1 Rettendon “Essex Boys” Murder
Snow was falling in the village of Rettendon, Essex, as two farmers made their way down Workhouse Lane at 8 am on December 7, 1995. A Range Rover was blocking the narrow farm track, and inside they found three men who appeared to be asleep. On closer inspection, all three were dead, blasted at close range by a shotgun, in a scene later described by detectives as “carnage.”
The victims—Craig Rolfe, 26, Pat Tate, 37, and Tony Tucker, 38—were notorious crime lords from the nearby town of Basildon who controlled the local drug trade with violence and intimidation. How they met their deaths on a quiet country lane was a mystery until a man named Darren Nicholls came forward.

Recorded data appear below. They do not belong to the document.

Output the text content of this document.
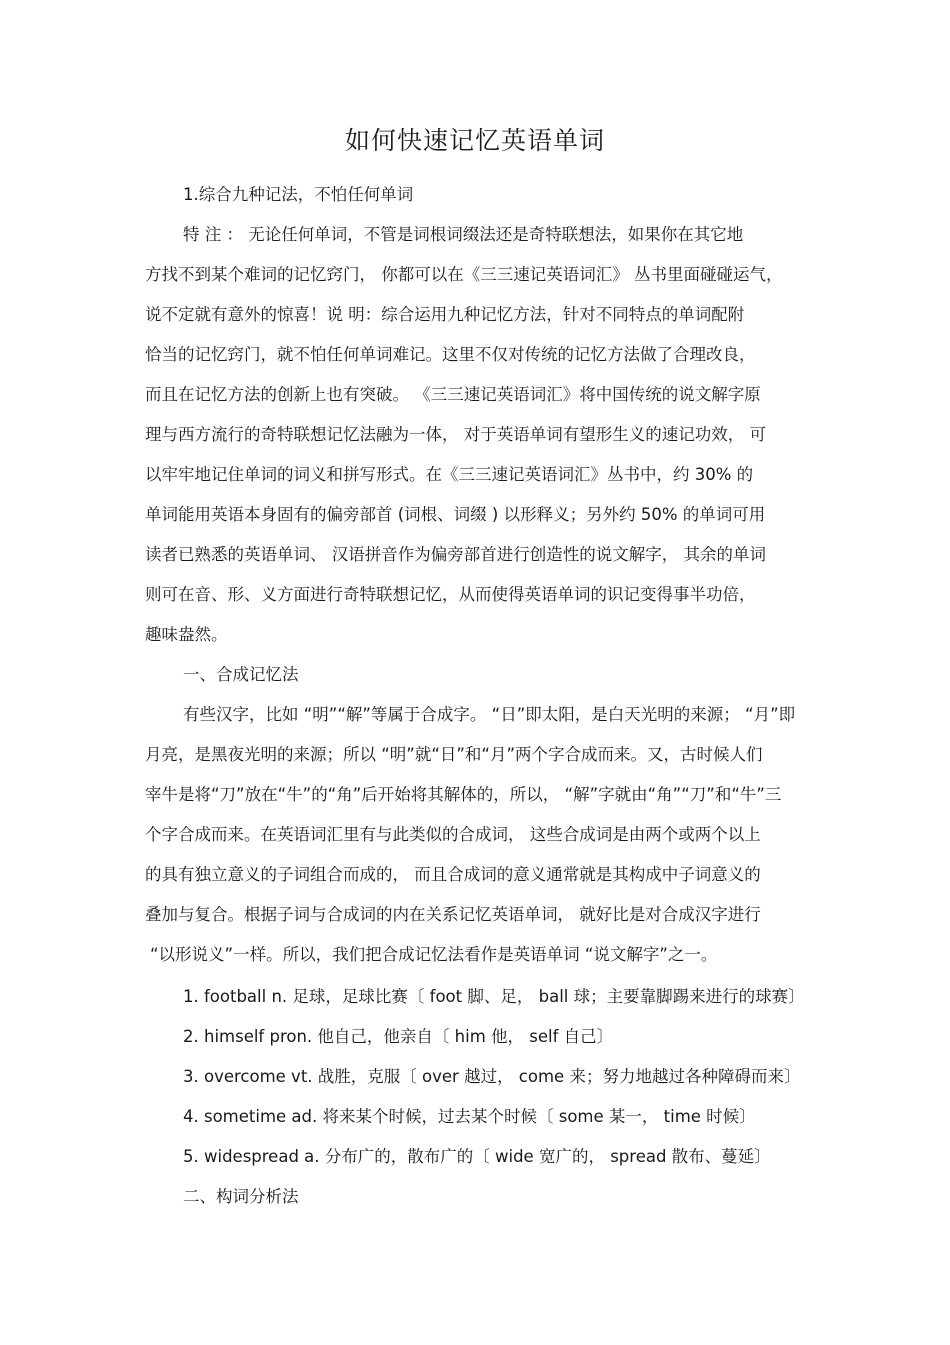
如何快速记忆英语单词
1.综合九种记法，不怕任何单词
特 注 ： 无论任何单词，不管是词根词缀法还是奇特联想法，如果你在其它地
方找不到某个难词的记忆窍门， 你都可以在《三三速记英语词汇》 丛书里面碰碰运气，
说不定就有意外的惊喜！说 明：综合运用九种记忆方法，针对不同特点的单词配附
恰当的记忆窍门，就不怕任何单词难记。这里不仅对传统的记忆方法做了合理改良，
而且在记忆方法的创新上也有突破。 《三三速记英语词汇》将中国传统的说文解字原
理与西方流行的奇特联想记忆法融为一体， 对于英语单词有望形生义的速记功效， 可
以牢牢地记住单词的词义和拼写形式。在《三三速记英语词汇》丛书中，约 30% 的
单词能用英语本身固有的偏旁部首 (词根、词缀 ) 以形释义；另外约 50% 的单词可用
读者已熟悉的英语单词、 汉语拼音作为偏旁部首进行创造性的说文解字， 其余的单词
则可在音、形、义方面进行奇特联想记忆，从而使得英语单词的识记变得事半功倍，
趣味盎然。
一、合成记忆法
有些汉字，比如 “明”“解”等属于合成字。 “日”即太阳，是白天光明的来源； “月”即
月亮，是黑夜光明的来源；所以 “明”就“日”和“月”两个字合成而来。又，古时候人们
宰牛是将“刀”放在“牛”的“角”后开始将其解体的，所以， “解”字就由“角”“刀”和“牛”三
个字合成而来。在英语词汇里有与此类似的合成词， 这些合成词是由两个或两个以上
的具有独立意义的子词组合而成的， 而且合成词的意义通常就是其构成中子词意义的
叠加与复合。根据子词与合成词的内在关系记忆英语单词， 就好比是对合成汉字进行
“以形说义”一样。所以，我们把合成记忆法看作是英语单词 “说文解字”之一。
1. football n. 足球，足球比赛〔 foot 脚、足， ball 球；主要靠脚踢来进行的球赛〕
2. himself pron. 他自己，他亲自〔 him 他， self 自己〕
3. overcome vt. 战胜，克服〔 over 越过， come 来；努力地越过各种障碍而来〕
4. sometime ad. 将来某个时候，过去某个时候〔 some 某一， time 时候〕
5. widespread a. 分布广的，散布广的〔 wide 宽广的， spread 散布、蔓延〕
二、构词分析法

Nicholls was a driver for a drug importer named Michael Steele. On December 6, Nicholls drove him and his associate Jack Whomes to Rettendon for what he believed was a routine drug deal. The pair returned to the car with blood-stained hands, and Steele joked that he felt like an “angel of death.”
Nicholls’s information led to the arrest and conviction of both men for the triple execution. He now lives abroad under a new identity. Steele and Whomes have always denied any involvement.